Uzlaşmazlık, mali kural dayatmasından mı kaynaklanıyor?

Tuğrul BELLİ
Tuğrul BELLİ GÜNDEM tugrulbelli@gmail.com

Türkiye'nin IMF ile olan anlaş(ama)ma olayı tam bir yılan hikayesine dönmüş durumda. Hükümet kanadı tarafından yapılan son açıklamalar problemlerin Gelir İdaresi'nin özerkliği, yerel yönetimlere kaynak aktarımı ve mükelleflere "nereden buldun" sorgulamasının yapılması konularındaki IMF isteklerinden kaynaklandığı şeklindeydi. Açıkçası, ben bunların bugünlerde yapılması planlanan süre ve kapsam olarak kısıtlı bir stand-by anlaşması için IMF tarafından olmazsa olmaz şartlar olarak öne sürüldüğünü düşünmüyorum. Zaten, bu konuda yapılacak olan düzenlemeler öyle bir kaç ayda kotarılabilecek şeyler değil. Gelir İdaresi'ne tam özerklik kazandırılması belki partilerüstü bir mutabakatı bile gerektiriyor. Bence yerel yönetimlere kaynak aktarımı, şeffaf ve hesap verilebilir olduğu sürece, hükümetin inisiyatifinde kalabilecek bir konu. (Unutmayalım ki, gelişmiş ülkelerin bugünlerde devreye soktukları mali tedbirler arasında yerel yönetimlere yardım önemli bir yer tutmakta.)

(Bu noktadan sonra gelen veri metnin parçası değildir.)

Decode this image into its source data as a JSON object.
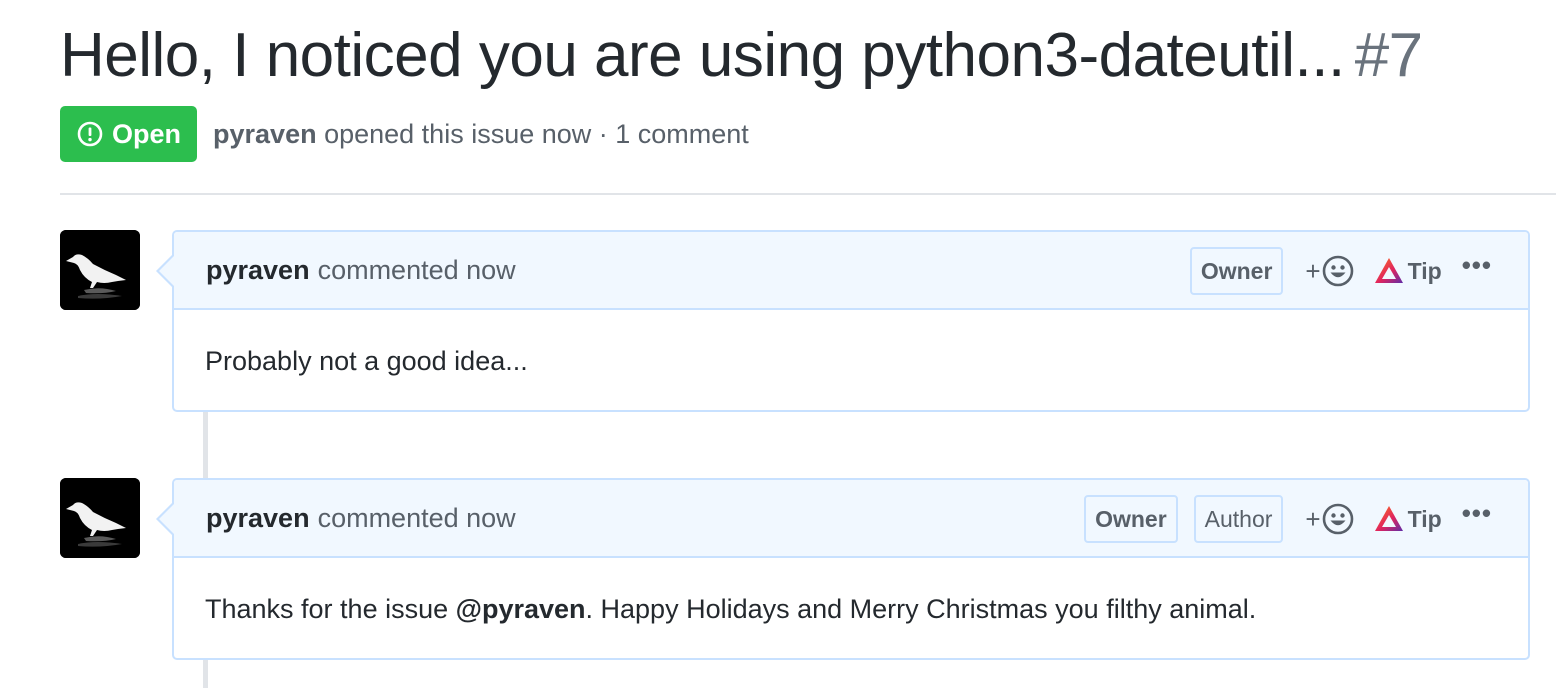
{
  "issue": {
    "title": "Hello, I noticed you are using python3-dateutil...",
    "number": "#7",
    "state": "Open",
    "author": "pyraven",
    "opened_text": " opened this issue now · 1 comment"
  },
  "comments": [
    {
      "author": "pyraven",
      "action": "commented now",
      "badges": [
        "Owner"
      ],
      "reaction_plus": "+",
      "tip_label": "Tip",
      "more": "•••",
      "body": "Probably not a good idea..."
    },
    {
      "author": "pyraven",
      "action": "commented now",
      "badges": [
        "Owner",
        "Author"
      ],
      "reaction_plus": "+",
      "tip_label": "Tip",
      "more": "•••",
      "body_before": "Thanks for the issue ",
      "mention": "@pyraven",
      "body_after": ". Happy Holidays and Merry Christmas you filthy animal."
    }
  ],
  "colors": {
    "open_green": "#2cbe4e",
    "header_bg": "#f1f8ff",
    "border_blue": "#c8e1ff",
    "text_muted": "#586069"
  },
  "icons": [
    "issue-opened-icon",
    "avatar-raven",
    "smiley-icon",
    "brave-tip-icon",
    "kebab-icon"
  ]
}
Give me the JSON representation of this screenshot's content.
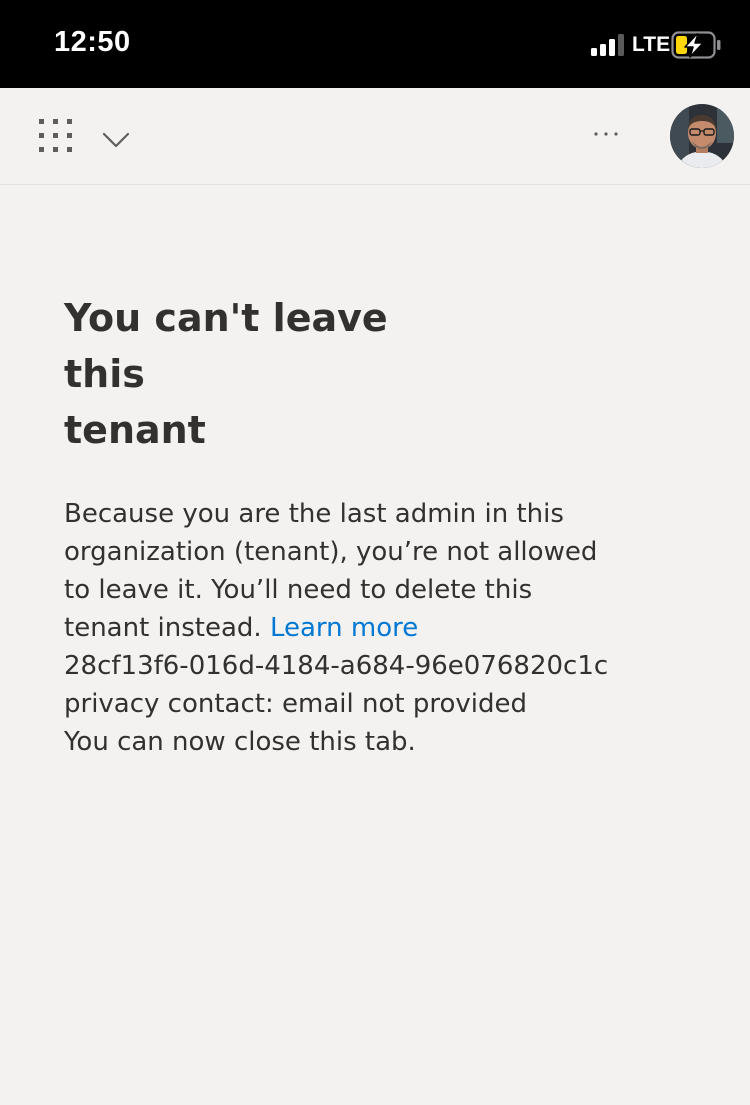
{
  "status_bar": {
    "time": "12:50",
    "network": "LTE",
    "signal_bars": 3,
    "signal_bars_total": 4,
    "battery_charging": true,
    "battery_color": "#ffd60a"
  },
  "header": {
    "background": "#f3f2f1",
    "icons": {
      "launcher": "app-launcher-waffle-icon",
      "switcher": "chevron-down-icon",
      "more": "more-options-ellipsis-icon",
      "avatar": "user-avatar"
    }
  },
  "main": {
    "title_line1": "You can't leave this",
    "title_line2": "tenant",
    "body_line1": "Because you are the last admin in this",
    "body_line2": "organization (tenant), you’re not allowed",
    "body_line3": "to leave it. You’ll need to delete this",
    "body_line4_prefix": "tenant instead. ",
    "learn_more": "Learn more",
    "tenant_id": "28cf13f6-016d-4184-a684-96e076820c1c",
    "privacy_contact": "privacy contact: email not provided",
    "close_tab_note": "You can now close this tab.",
    "link_color": "#0078d4"
  }
}
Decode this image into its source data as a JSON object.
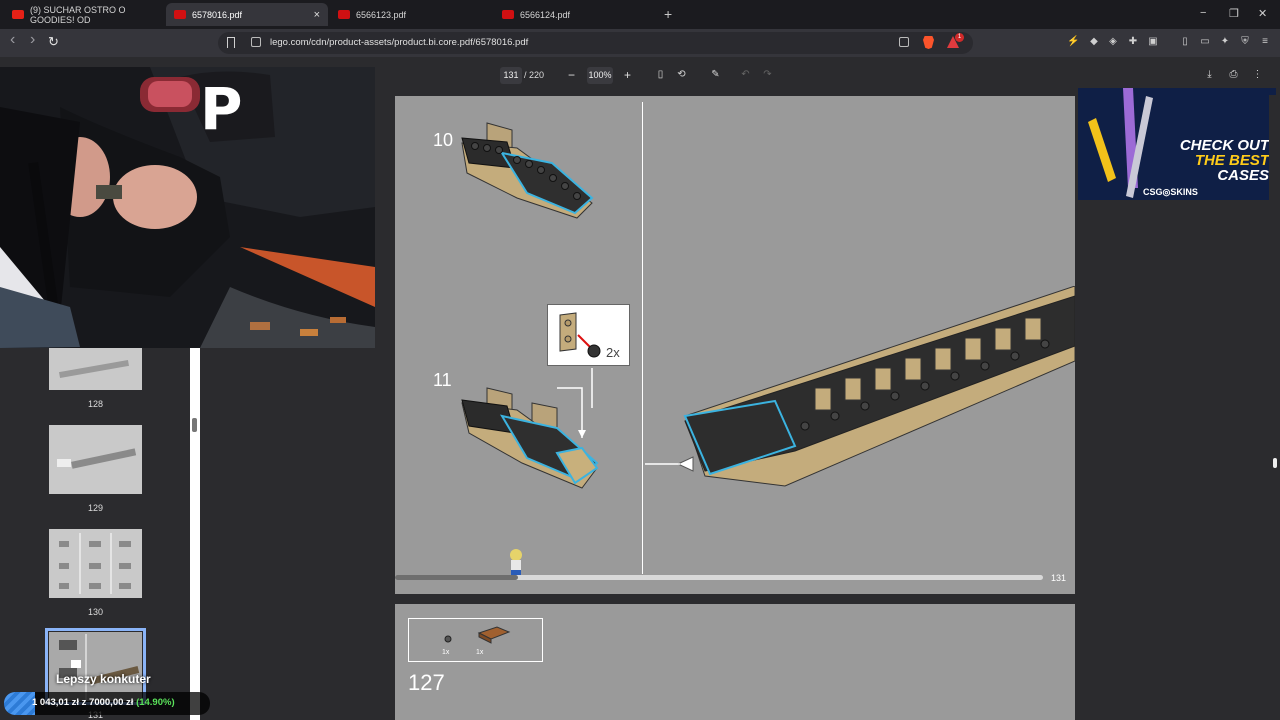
{
  "browser": {
    "tabs": [
      {
        "title": "(9) SUCHAR OSTRO O GOODIES! OD",
        "favicon": "youtube-icon",
        "active": false
      },
      {
        "title": "6578016.pdf",
        "favicon": "lego-icon",
        "active": true
      },
      {
        "title": "6566123.pdf",
        "favicon": "lego-icon",
        "active": false
      },
      {
        "title": "6566124.pdf",
        "favicon": "lego-icon",
        "active": false
      }
    ],
    "tab_close": "×",
    "new_tab": "+",
    "window_controls": {
      "minimize": "−",
      "restore": "❐",
      "close": "✕"
    },
    "nav": {
      "back": "‹",
      "forward": "›",
      "reload": "↻"
    },
    "url": "lego.com/cdn/product-assets/product.bi.core.pdf/6578016.pdf",
    "rewards_badge": "1"
  },
  "pdf_toolbar": {
    "current_page": "131",
    "total_pages": "/ 220",
    "zoom_out": "−",
    "zoom": "100%",
    "zoom_in": "+"
  },
  "sidebar": {
    "thumbnails": [
      {
        "label": "128"
      },
      {
        "label": "129"
      },
      {
        "label": "130"
      },
      {
        "label": "131",
        "selected": true
      }
    ]
  },
  "page": {
    "step_10": "10",
    "step_11": "11",
    "callout_qty": "2x",
    "page_number": "131",
    "progress": 0.19
  },
  "next_page": {
    "parts": [
      {
        "qty": "1x"
      },
      {
        "qty": "1x"
      }
    ],
    "step_number": "127"
  },
  "ad": {
    "line1": "CHECK OUT",
    "line2": "THE BEST",
    "line3": "CASES",
    "brand": "CSG◎SKINS"
  },
  "stream_overlay": {
    "title": "Lepszy konkuter",
    "raised": "1 043,01 zł",
    "of": "z",
    "goal": "7000,00 zł",
    "percent": "(14.90%)",
    "progress": 0.149
  },
  "colors": {
    "accent": "#8ab4f8",
    "lego_red": "#d01012",
    "brave": "#fb542b",
    "donation_green": "#5be35b"
  }
}
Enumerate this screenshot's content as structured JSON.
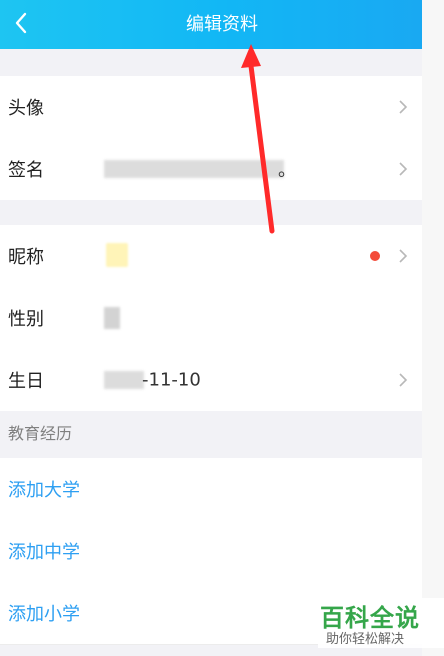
{
  "header": {
    "title": "编辑资料",
    "back_icon": "chevron-left-icon"
  },
  "rows": {
    "avatar": {
      "label": "头像"
    },
    "signature": {
      "label": "签名",
      "value": "。"
    },
    "nickname": {
      "label": "昵称"
    },
    "gender": {
      "label": "性别"
    },
    "birthday": {
      "label": "生日",
      "value": "-11-10"
    }
  },
  "education": {
    "section_title": "教育经历",
    "items": [
      {
        "label": "添加大学"
      },
      {
        "label": "添加中学"
      },
      {
        "label": "添加小学"
      }
    ]
  },
  "watermark": {
    "title": "百科全说",
    "subtitle": "助你轻松解决"
  },
  "colors": {
    "header_gradient_start": "#1ec5f2",
    "header_gradient_end": "#1aa7f2",
    "link_blue": "#2d9ff2",
    "badge_red": "#f34b39",
    "arrow_red": "#ff2a2a"
  }
}
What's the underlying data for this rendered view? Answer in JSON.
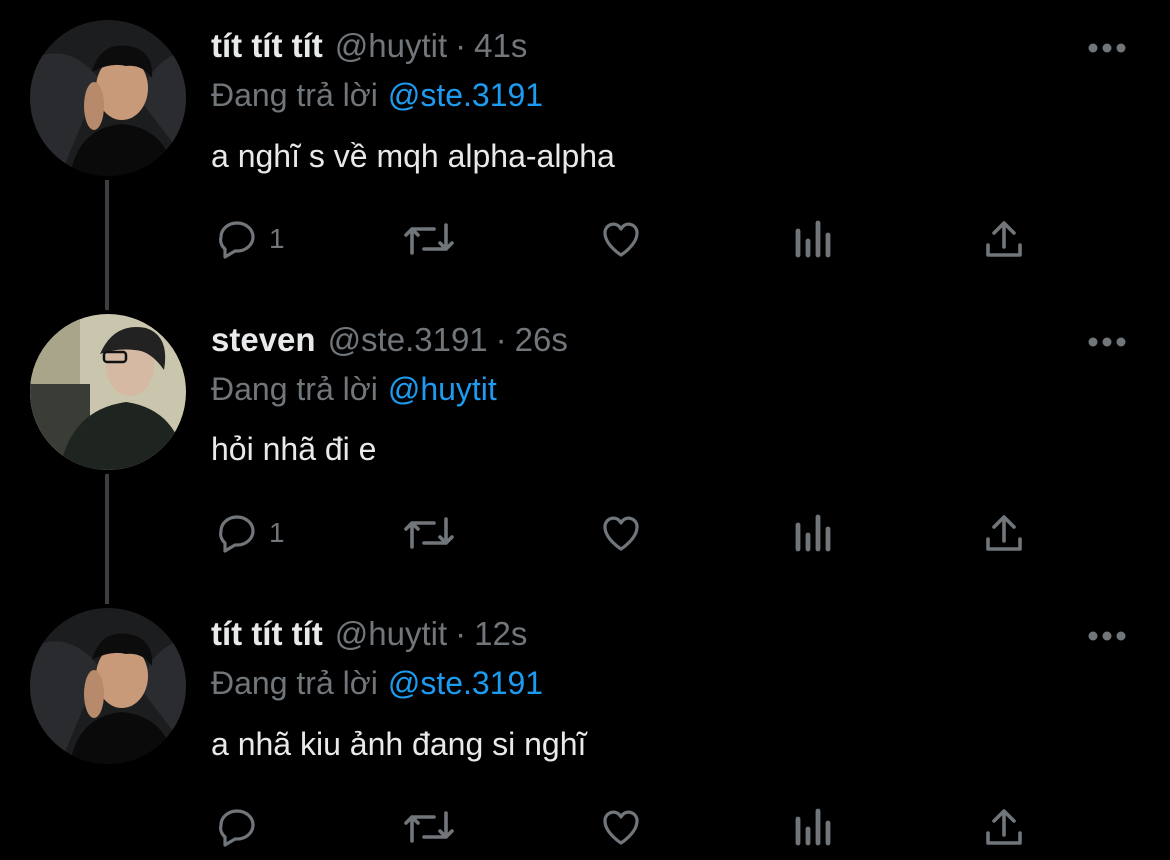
{
  "colors": {
    "background": "#000000",
    "text": "#e7e9ea",
    "muted": "#71767b",
    "mention": "#1d9bf0",
    "thread_line": "#3b3f43"
  },
  "reply_prefix": "Đang trả lời",
  "tweets": [
    {
      "name": "tít tít tít",
      "handle": "@huytit",
      "separator": "·",
      "time": "41s",
      "replying_to": "@ste.3191",
      "text": "a nghĩ s về mqh alpha-alpha",
      "reply_count": "1",
      "icons": [
        "reply-icon",
        "retweet-icon",
        "like-icon",
        "analytics-icon",
        "share-icon",
        "more-icon"
      ]
    },
    {
      "name": "steven",
      "handle": "@ste.3191",
      "separator": "·",
      "time": "26s",
      "replying_to": "@huytit",
      "text": "hỏi nhã đi e",
      "reply_count": "1",
      "icons": [
        "reply-icon",
        "retweet-icon",
        "like-icon",
        "analytics-icon",
        "share-icon",
        "more-icon"
      ]
    },
    {
      "name": "tít tít tít",
      "handle": "@huytit",
      "separator": "·",
      "time": "12s",
      "replying_to": "@ste.3191",
      "text": "a nhã kiu ảnh đang si nghĩ",
      "reply_count": "",
      "icons": [
        "reply-icon",
        "retweet-icon",
        "like-icon",
        "analytics-icon",
        "share-icon",
        "more-icon"
      ]
    }
  ]
}
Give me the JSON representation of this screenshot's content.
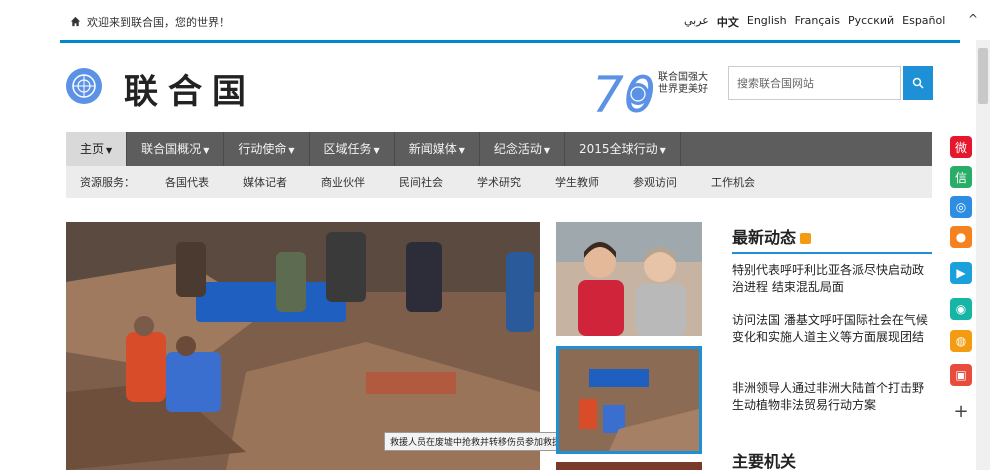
{
  "topbar": {
    "welcome": "欢迎来到联合国，您的世界！",
    "languages": [
      "عربي",
      "中文",
      "English",
      "Français",
      "Русский",
      "Español"
    ]
  },
  "header": {
    "title": "联合国",
    "anniversary_number": "70",
    "slogan": "联合国强大 世界更美好",
    "search_placeholder": "搜索联合国网站"
  },
  "main_nav": [
    {
      "label": "主页",
      "caret": "▼"
    },
    {
      "label": "联合国概况",
      "caret": "▼"
    },
    {
      "label": "行动使命",
      "caret": "▼"
    },
    {
      "label": "区域任务",
      "caret": "▼"
    },
    {
      "label": "新闻媒体",
      "caret": "▼"
    },
    {
      "label": "纪念活动",
      "caret": "▼"
    },
    {
      "label": "2015全球行动",
      "caret": "▼"
    }
  ],
  "sub_nav": {
    "label": "资源服务：",
    "links": [
      "各国代表",
      "媒体记者",
      "商业伙伴",
      "民间社会",
      "学术研究",
      "学生教师",
      "参观访问",
      "工作机会"
    ]
  },
  "hero": {
    "caption": "救援人员在废墟中抢救并转移伤员参加救援工作。"
  },
  "news": {
    "heading": "最新动态",
    "items": [
      "特别代表呼吁利比亚各派尽快启动政治进程 结束混乱局面",
      "访问法国 潘基文呼吁国际社会在气候变化和实施人道主义等方面展现团结",
      "非洲领导人通过非洲大陆首个打击野生动植物非法贸易行动方案"
    ]
  },
  "org_heading": "主要机关",
  "social_icons": [
    {
      "name": "weibo-icon",
      "color": "#e6162d",
      "glyph": "微"
    },
    {
      "name": "wechat-icon",
      "color": "#2aae67",
      "glyph": "信"
    },
    {
      "name": "compass-icon",
      "color": "#2d8de3",
      "glyph": "◎"
    },
    {
      "name": "orange-app-icon",
      "color": "#f5821f",
      "glyph": "●"
    },
    {
      "name": "play-icon",
      "color": "#1aa0db",
      "glyph": "▶"
    },
    {
      "name": "location-icon",
      "color": "#16b5a5",
      "glyph": "◉"
    },
    {
      "name": "circle-app-icon",
      "color": "#f39c12",
      "glyph": "◍"
    },
    {
      "name": "video-icon",
      "color": "#e74c3c",
      "glyph": "▣"
    },
    {
      "name": "more-icon",
      "color": "#ffffff",
      "glyph": "+"
    }
  ],
  "colors": {
    "accent": "#1e90d6",
    "nav_bg": "#5d5d5d",
    "subnav_bg": "#ececec",
    "un_blue": "#5b92e5"
  }
}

IMF'nin mükelleflere "nereden buldun" sorgulaması getirilsin gibi bir dayatma içerisinde olduğunu ise hiç zannetmiyorum. Olsa olsa IMF beyanname bazlı bir gelir vergisi sisteminin uygulanmasını istemiştir ki, bence zaten eğer Türkiye kendini gelişmişlik konusunda biraz daha üst seviyeye taşımak istiyorsa mutlaka bu reformu gerçekleştirmelidir. Türkiye'nin halihazırdaki vergi gelirleri kompozisyonu çok dengesizdir. Doğrudan vergilerin toplam vergiler içindeki oranı sadece yüzde 32.7'dir. Bir kıyaslama yapmak gerekirse, doğrudan vergilerin milli hasılaya oranı AB ülkelerinde yüzde 14 civarında iken Türkiye'de yüzde 5.8'dir. Gelirlerinin büyük kısmını dolaylı vergilere bağlamış bir ülkenin kalıcı bir büyüme hamlesi yapması imkansızdır. Bu çarpık sistem mutlaka düzeltilmelidir. Ancak, bu da bu anın konusu değildir. Bu sisteme geçerken eş zamanlı olarak Gelir İdaresi'nin altyapısının da mükemmelleştirmesi gerekmektedir. Başbakan ise kanımca, kamuoyu gözünde haklı görünmek için bu gerekli reformu "nereden buldun" sorgulaması olarak yansıtmayı tercih etmiştir.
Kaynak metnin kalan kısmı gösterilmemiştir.